How do you decide whether a problem can be solved greedily, and how would you convince yourself a greedy choice actually yields the optimum?
technical-conceptual · Mid level · software-engineering
What the interviewer is really asking
Tests whether the candidate knows the two structural properties that justify greedy, can name a proof technique rather than just trusting intuition, and understands that an unproven greedy is a common source of subtly wrong solutions.
What to say
- Greedy is valid only when the problem has two properties: the greedy-choice property — a locally optimal choice at each step is part of some globally optimal solution — and optimal substructure — after making that choice, the optimal solution to what remains, combined with the choice, is optimal overall. If either fails, greedy can return a suboptimal answer.
- Don't trust intuition that the locally best move is globally best — prove it. The two standard arguments are an exchange argument (take any optimal solution and show you can swap in the greedy choice without making it worse, so a greedy-aligned optimum exists) and 'greedy stays ahead' (show greedy is at least as good as any other solution after every step). Interval scheduling by earliest finish time is the textbook example provable this way.
- Be ready with the counterexample reflex: many problems look greedily solvable but aren't — making change with arbitrary coin denominations is the classic, where picking the largest coin first can miss the minimum-coin solution that dynamic programming finds. If you can construct a counterexample, greedy is out.
What to avoid
- Assume that because a greedy approach is simple and feels right it must be correct — unproven greedy algorithms are a top source of solutions that pass small tests and fail on adversarial input.
- Confuse greedy with dynamic programming — greedy commits to one choice per step and never reconsiders, while DP explores and combines multiple subproblem solutions; using greedy where the choice isn't safe silently loses optimality.

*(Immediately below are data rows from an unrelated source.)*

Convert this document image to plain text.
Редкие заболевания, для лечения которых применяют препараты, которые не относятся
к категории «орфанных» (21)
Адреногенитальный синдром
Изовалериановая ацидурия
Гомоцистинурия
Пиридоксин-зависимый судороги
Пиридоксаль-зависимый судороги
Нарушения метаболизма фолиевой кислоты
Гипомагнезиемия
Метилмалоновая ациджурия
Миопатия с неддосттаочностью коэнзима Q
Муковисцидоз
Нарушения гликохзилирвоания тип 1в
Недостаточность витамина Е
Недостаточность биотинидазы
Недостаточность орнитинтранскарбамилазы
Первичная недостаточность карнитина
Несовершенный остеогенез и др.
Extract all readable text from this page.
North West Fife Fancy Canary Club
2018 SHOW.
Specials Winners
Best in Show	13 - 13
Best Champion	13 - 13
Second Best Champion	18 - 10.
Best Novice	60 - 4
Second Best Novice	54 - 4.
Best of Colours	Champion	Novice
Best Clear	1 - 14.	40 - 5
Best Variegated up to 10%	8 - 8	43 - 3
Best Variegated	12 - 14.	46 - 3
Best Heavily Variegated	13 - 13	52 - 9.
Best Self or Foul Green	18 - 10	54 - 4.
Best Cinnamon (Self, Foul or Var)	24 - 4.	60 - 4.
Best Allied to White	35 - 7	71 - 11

- Claim greedy always finds the global optimum — it only does when the greedy-choice property and optimal substructure both hold.
Example answers
Strong: For a meeting-room/interval problem I picked activities by earliest finish time and justified it with an exchange argument: any optimal schedule's first activity can be swapped for the earliest-finishing one without reducing the count, so greedy is safe. I verified it against a brute-force solution on random inputs before shipping, and they always matched.
Weak: If I can take the best option at each step, I just do that — greedy is simpler than DP and it usually works.